Conscientes de que las diásporas constituyen un recurso importante para el desarrollo, los gobiernos consideran la relación de compromiso como un doble proceso: 1) de los estados para con los ciudadanos que han migrado en el intento de dar respuesta a sus demandas, 2) de los efectos que las conductas o acciones de los ciudadanos que residen en el exterior tienen sobre el país de origen, a través de sus reacciones y demandas, lo cual desde la perspectiva transnacional se conoce como transnacionalismo desde abajo (Koser y Bayraktar, 2017). Los fuertes vínculos e influencias mutuas se convierten en parte del entramado de la compleja constelación de prácticas y relaciones multidireccionales entre las diásporas y sus países de origen, involucrando personas, capitales, recursos políticos, ideas y valores culturales (Bokser Liwerant, 2022).
Reflexiones finales
Prácticamente todas las diásporas contemporáneas se han desarrollado a partir de varias olas migratorias acaecidas por diversas razones a lo largo del tiempo. Esta realidad las convierte en un fenómeno dinámico y multidimensional.

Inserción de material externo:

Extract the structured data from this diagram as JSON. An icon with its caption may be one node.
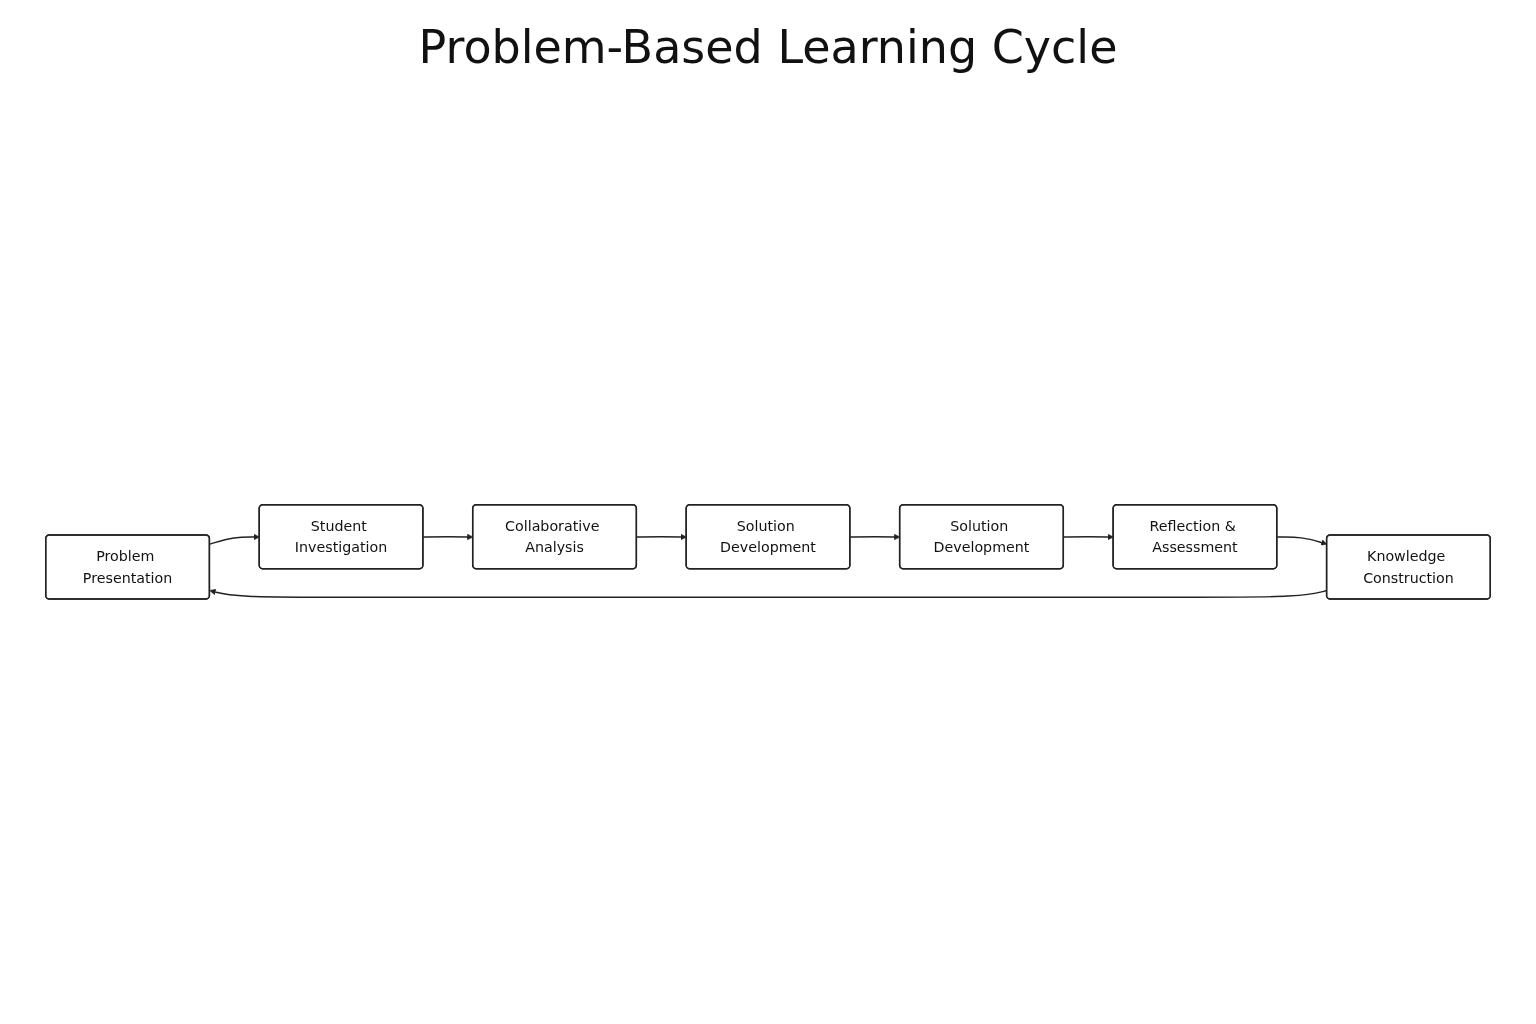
{
  "diagram": {
    "title": "Problem-Based Learning Cycle",
    "nodes": [
      {
        "text": [
          "Problem Presentation"
        ]
      },
      {
        "text": [
          "Student Investigation"
        ]
      },
      {
        "text": [
          "Collaborative Analysis"
        ]
      },
      {
        "text": [
          "Solution Development"
        ]
      },
      {
        "text": [
          "Solution Development"
        ]
      },
      {
        "text": [
          "Reflection & Assessment"
        ]
      },
      {
        "text": [
          "Knowledge Construction"
        ]
      }
    ],
    "edges": [
      {
        "from": 0,
        "to": 1,
        "arrow": "to"
      },
      {
        "from": 1,
        "to": 2,
        "arrow": "to"
      },
      {
        "from": 2,
        "to": 3,
        "arrow": "to"
      },
      {
        "from": 3,
        "to": 4,
        "arrow": "to"
      },
      {
        "from": 4,
        "to": 5,
        "arrow": "to"
      },
      {
        "from": 5,
        "to": 6,
        "arrow": "to"
      },
      {
        "from": 6,
        "to": 0,
        "arrow": "to"
      }
    ]
  }
}
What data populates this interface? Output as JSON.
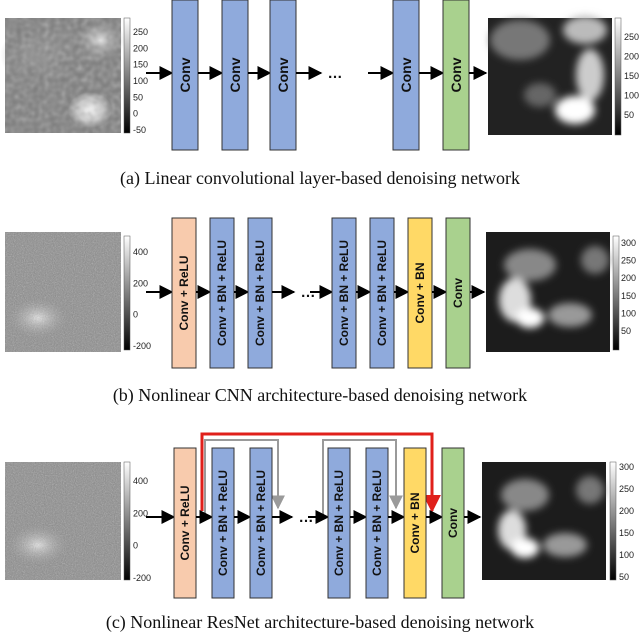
{
  "panels": [
    {
      "id": "a",
      "caption": "(a)  Linear convolutional layer-based denoising network",
      "input_colorbar_ticks": [
        "250",
        "200",
        "150",
        "100",
        "50",
        "0",
        "-50"
      ],
      "output_colorbar_ticks": [
        "250",
        "200",
        "150",
        "100",
        "50"
      ],
      "blocks": [
        {
          "label": "Conv",
          "color": "#8faadc"
        },
        {
          "label": "Conv",
          "color": "#8faadc"
        },
        {
          "label": "Conv",
          "color": "#8faadc"
        },
        {
          "label": "Conv",
          "color": "#8faadc"
        },
        {
          "label": "Conv",
          "color": "#a9d18e"
        }
      ],
      "ellipsis": "…"
    },
    {
      "id": "b",
      "caption": "(b)  Nonlinear CNN architecture-based denoising network",
      "input_colorbar_ticks": [
        "400",
        "200",
        "0",
        "-200"
      ],
      "output_colorbar_ticks": [
        "300",
        "250",
        "200",
        "150",
        "100",
        "50"
      ],
      "blocks": [
        {
          "label": "Conv + ReLU",
          "color": "#f8cbad"
        },
        {
          "label": "Conv + BN + ReLU",
          "color": "#8faadc"
        },
        {
          "label": "Conv + BN + ReLU",
          "color": "#8faadc"
        },
        {
          "label": "Conv + BN + ReLU",
          "color": "#8faadc"
        },
        {
          "label": "Conv + BN + ReLU",
          "color": "#8faadc"
        },
        {
          "label": "Conv + BN",
          "color": "#ffd966"
        },
        {
          "label": "Conv",
          "color": "#a9d18e"
        }
      ],
      "ellipsis": "…"
    },
    {
      "id": "c",
      "caption": "(c)  Nonlinear ResNet architecture-based denoising network",
      "input_colorbar_ticks": [
        "400",
        "200",
        "0",
        "-200"
      ],
      "output_colorbar_ticks": [
        "300",
        "250",
        "200",
        "150",
        "100",
        "50"
      ],
      "blocks": [
        {
          "label": "Conv + ReLU",
          "color": "#f8cbad"
        },
        {
          "label": "Conv + BN + ReLU",
          "color": "#8faadc"
        },
        {
          "label": "Conv + BN + ReLU",
          "color": "#8faadc"
        },
        {
          "label": "Conv + BN + ReLU",
          "color": "#8faadc"
        },
        {
          "label": "Conv + BN + ReLU",
          "color": "#8faadc"
        },
        {
          "label": "Conv + BN",
          "color": "#ffd966"
        },
        {
          "label": "Conv",
          "color": "#a9d18e"
        }
      ],
      "ellipsis": "…",
      "global_skip_color": "#e0201b",
      "local_skip_color": "#9a9a9a"
    }
  ]
}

Aún en la actualidad se discute al interior de las ciencias sociales acerca de hasta qué punto la movilidad transnacional -característica de los tiempos de globalización- promueve una resistencia a la asimilación total que puede resultar en la formación de diásporas,14 formaciones sociales no monolíticas ni uniformes cuya historia, composición y actividades resultan altamente complejas y diversas.
Las diásporas históricas han perdido peso y nuevos grupos han conformado espacios diaspóricos que buscan mantener su tradición y fuerte sentimiento de colectividad, y, al mismo tiempo, sostener una diversidad compleja de prácticas y relaciones, a través de las fronteras, con su patria ancestral y con otras comunidades similares; prácticas y vínculos que continuamente estructuran y se estructuran (Quayson y Daswani, 2013). El rápido desarrollo de las tecnologías digitales ha transformado radicalmente las formas de mantenerse en contacto con las culturas de origen, con las redes diaspóricas, con otros grupos de connacionales en el exterior, así como también con aquellos que no han migrado, pero que constituyen parte integral de aquel espacio diaspórico o espacio social transnacional que dicha migración conforma.15
A decir de Bokser Liwerant, las estructuras y canales a través de los cuales se mantienen las continuas relaciones al interior de las diásporas siguen siendo un tema de estudio latente y poco desarrollado (Bokser Liwerant, 2022). Considero esta la dirección deseada y con amplio potencial a ser retomada por aquellos investigadores sociales interesados en indagar acerca de la formación y el vibrante desarrollo de las diásporas en nuestros días.